Discussion: Shared global key-value storage. near/NEPs#93
Bitcoin bridge.
We discussed two topics:
-
Michael presented a proposal to switch from a model (a) in which we assign seats to participants who staked, such that each seat is backed by an equal stake, and then uniformly sample block producers and chunk producers uniformly to a different model (b) in which there's no concept of a seat, and we use weighted sample to sample block producers. We discussed the implications for the system.
-
Then Eugene presented a problem with nonces that results in transactions dropped, and we discussed possible alternatives.
Alex S presented an overview of how syncing works today. The existing syncing has several problems:
- The state machine is pretty complex;
- Blocks are downloaded one by one today due to the necessity to download chunks before the block can be applied;
- Headers are pretty large, and once the chain is sufficiently long, just storing the header can be very resource-consuming.
We discussed a new proposed approach, that leverages the changes in the protocol (in particular, the notion of finality) since the syncing code was introduced, has a significantly simple state machine, and addresses the issues above.
Continued the discussion of the congestion attack.
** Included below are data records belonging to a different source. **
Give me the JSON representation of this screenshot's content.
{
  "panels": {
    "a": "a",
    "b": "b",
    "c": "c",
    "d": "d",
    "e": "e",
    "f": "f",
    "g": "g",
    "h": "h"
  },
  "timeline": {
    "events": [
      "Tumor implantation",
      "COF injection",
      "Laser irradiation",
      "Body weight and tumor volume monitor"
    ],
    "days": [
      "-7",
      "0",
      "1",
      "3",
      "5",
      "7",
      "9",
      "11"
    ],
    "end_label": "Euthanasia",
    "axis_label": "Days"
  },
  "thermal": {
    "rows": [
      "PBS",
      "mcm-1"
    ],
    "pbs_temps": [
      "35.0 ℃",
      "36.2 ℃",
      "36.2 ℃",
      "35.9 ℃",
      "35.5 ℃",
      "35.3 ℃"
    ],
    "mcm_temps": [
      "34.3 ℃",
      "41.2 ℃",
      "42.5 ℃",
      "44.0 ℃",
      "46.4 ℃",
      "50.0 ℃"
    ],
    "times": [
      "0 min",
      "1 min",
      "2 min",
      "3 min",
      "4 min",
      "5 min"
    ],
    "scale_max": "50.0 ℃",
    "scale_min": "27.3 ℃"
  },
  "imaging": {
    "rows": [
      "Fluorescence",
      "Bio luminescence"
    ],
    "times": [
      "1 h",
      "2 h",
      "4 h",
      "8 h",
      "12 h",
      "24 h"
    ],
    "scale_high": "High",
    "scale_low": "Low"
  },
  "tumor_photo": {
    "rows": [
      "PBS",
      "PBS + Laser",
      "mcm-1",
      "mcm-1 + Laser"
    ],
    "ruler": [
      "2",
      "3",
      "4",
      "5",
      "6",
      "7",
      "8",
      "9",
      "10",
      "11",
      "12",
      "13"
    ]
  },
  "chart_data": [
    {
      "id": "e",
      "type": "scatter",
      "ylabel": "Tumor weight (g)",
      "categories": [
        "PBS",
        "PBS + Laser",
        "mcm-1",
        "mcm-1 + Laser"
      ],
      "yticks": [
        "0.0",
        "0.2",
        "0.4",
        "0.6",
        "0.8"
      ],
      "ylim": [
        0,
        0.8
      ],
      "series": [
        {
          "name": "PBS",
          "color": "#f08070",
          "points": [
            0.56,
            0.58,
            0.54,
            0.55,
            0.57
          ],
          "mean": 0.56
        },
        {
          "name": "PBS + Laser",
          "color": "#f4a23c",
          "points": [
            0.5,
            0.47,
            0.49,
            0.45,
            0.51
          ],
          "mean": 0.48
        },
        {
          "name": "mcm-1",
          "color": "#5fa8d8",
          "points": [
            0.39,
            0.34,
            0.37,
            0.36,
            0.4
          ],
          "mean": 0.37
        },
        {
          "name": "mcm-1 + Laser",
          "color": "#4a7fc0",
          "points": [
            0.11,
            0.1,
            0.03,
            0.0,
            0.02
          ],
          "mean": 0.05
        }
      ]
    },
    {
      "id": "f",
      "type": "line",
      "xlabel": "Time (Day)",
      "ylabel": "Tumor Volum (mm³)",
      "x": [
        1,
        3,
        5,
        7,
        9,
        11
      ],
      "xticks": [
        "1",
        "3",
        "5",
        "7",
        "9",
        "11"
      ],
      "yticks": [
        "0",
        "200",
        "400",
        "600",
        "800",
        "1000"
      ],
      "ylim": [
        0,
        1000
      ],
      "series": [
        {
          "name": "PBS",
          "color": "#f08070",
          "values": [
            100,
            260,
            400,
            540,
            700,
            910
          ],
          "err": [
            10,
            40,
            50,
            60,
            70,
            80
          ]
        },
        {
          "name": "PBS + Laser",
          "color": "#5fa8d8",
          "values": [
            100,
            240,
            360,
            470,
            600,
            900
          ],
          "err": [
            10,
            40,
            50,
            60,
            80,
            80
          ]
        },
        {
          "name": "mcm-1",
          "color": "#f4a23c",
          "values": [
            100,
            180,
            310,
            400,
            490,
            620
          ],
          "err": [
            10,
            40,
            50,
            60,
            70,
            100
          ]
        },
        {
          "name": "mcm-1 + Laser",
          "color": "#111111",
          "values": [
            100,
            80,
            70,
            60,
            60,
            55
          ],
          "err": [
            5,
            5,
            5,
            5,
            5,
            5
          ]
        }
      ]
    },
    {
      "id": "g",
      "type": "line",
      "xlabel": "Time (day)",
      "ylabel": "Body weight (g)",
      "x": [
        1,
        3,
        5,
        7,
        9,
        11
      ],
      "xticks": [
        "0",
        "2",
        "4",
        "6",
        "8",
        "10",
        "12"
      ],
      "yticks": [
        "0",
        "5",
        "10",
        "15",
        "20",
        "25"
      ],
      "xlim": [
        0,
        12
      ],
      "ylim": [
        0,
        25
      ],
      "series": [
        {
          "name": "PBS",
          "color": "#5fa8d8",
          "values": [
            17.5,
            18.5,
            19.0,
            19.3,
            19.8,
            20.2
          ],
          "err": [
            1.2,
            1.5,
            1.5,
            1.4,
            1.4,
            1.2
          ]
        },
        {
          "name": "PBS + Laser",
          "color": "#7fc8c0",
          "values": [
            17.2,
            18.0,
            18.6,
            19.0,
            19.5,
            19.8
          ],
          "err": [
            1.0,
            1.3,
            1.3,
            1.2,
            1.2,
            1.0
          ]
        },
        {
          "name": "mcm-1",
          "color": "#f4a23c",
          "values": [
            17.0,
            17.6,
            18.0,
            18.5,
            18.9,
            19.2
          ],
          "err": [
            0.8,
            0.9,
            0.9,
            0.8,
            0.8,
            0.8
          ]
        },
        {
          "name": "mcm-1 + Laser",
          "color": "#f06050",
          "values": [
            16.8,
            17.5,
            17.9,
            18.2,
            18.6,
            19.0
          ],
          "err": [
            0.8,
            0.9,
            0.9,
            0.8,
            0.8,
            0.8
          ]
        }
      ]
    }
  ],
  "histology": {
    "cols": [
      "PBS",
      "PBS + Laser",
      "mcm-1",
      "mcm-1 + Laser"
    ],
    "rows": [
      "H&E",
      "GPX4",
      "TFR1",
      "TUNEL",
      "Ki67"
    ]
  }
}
- Receipt and transaction congestion attack both in multi-sharded and single-sharded system. Issue: near/NEPs#67
See near/NEPs#67 for the overview of what was dicussed re: congestion attack, and further discussion.
- Upgradability;
- Non-increasing transaction nonces;
Only had time to discuss upgradability. See near/NEPs#64
- With the current shards assignment logic and implementation, a block producer with a large stake will end up assigned to all the (or most of the) shards, and will run all those shards on a single node. Assuming network or storage are the bottleneck, this will end up making the system as a whole still go with the speed of a single instance.
Figure out how to fix it. Possible ideas:
- Change the shards assignment so that each node has a single shard assigned to them;
- Introduce a way to launch multiple nodes for a single validator key such that each gets assigned a subset of the shards.
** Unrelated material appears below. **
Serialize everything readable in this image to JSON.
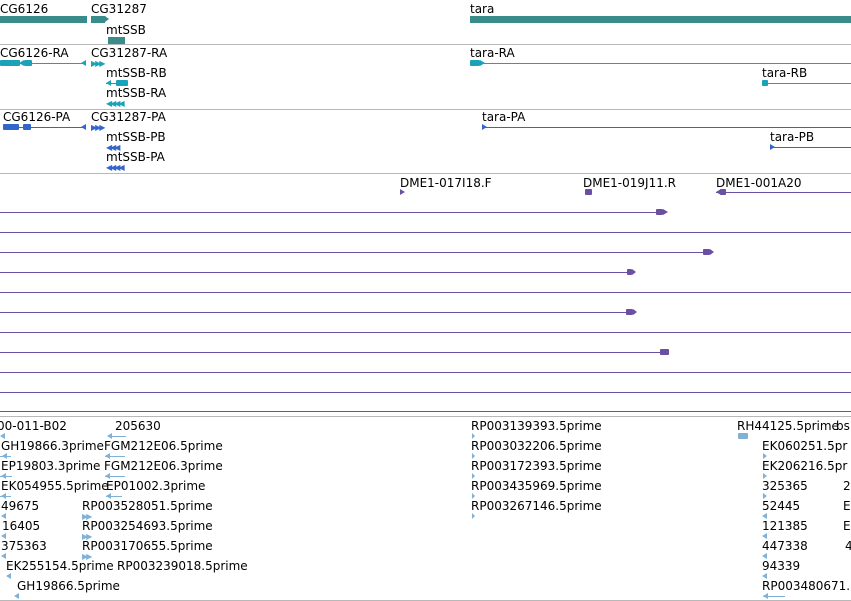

- Chunk producers within a particular epoch take turns in each block. It is likely that scheduling each to produce more than one chunk before rotating has some advantages (e.g. fewer chunks will be skipped).
- Chunk inclusion in the blocks today assumes a synchronous network. Can we redesign it in such a way that the synchronous network assumption is lifted?
- For (1):
- Discussed the idea of assigning shards to block producers, not to seats (or, equivalently, assign a particular shard not to a random subset of seats, but to all the seats that belong to a particular block producer).
- Two concerns voiced by Bowen and Marcelo: a) some shards now have way more stake securing them, and b) if only one block producer ends up assigned to each shard (or if fewer block producers are assigned to the shard), that shard is way more likely to stall.
- For (a), for as long as we only slash one seat-worth of stake for an invalid state transition, the fact that more stake is assigned to a particular shard is not as important, though as Marcelo pointed out adaptive corruption of some shards is now cheaper.
- For (b), the assignment can be adjusted in such a way that the number of block producers in each shard is the same as with random assignment.
- For (2):
- Discussed the idea of having each block producer producing multiple chunks (say 10) before rotating, but rotating immediately if they skip a beat;
- One issue is that we now can’t know the particular block producer for a slot in the future, which makes it harder to validate a partial encoded chunk if it arrives early. One idea is to accept optimistically chunks from all block producers assigned to a shard, up to one per BP per height (as opposed to just one per height today);
- Michael pointed out that if the problem is chunks distributing fast enough, making them distributed faster could be a better solution (e.g. by reducing how much we are sending, for example sending tx hashes instead of transactions, and relying on the gossip network to have the transactions distributed in parallel);
- For (3):
- Discussed the idea of making the blocks delayed by some function F(\delta H) where \delta H is the difference between the current height and the last height in which a chunk in a particular shard was included. If F is increasing, then a stalled shard can make the entire system slow down significantly. Instead the idea is to introduce some constant C, such that if \delta H is less than C, F is increasing, but if \delta H > C, F(\delta H) = 0. This way for some time we wait longer and longer for a chunk, but at some point give up completely to ever receive it. Illia suggested that in this case we should prepare the next set of block producers. An idea to immediately switch to the chunk producers in the next epoch (who by now likely have the state ready) to operate the shard was discussed.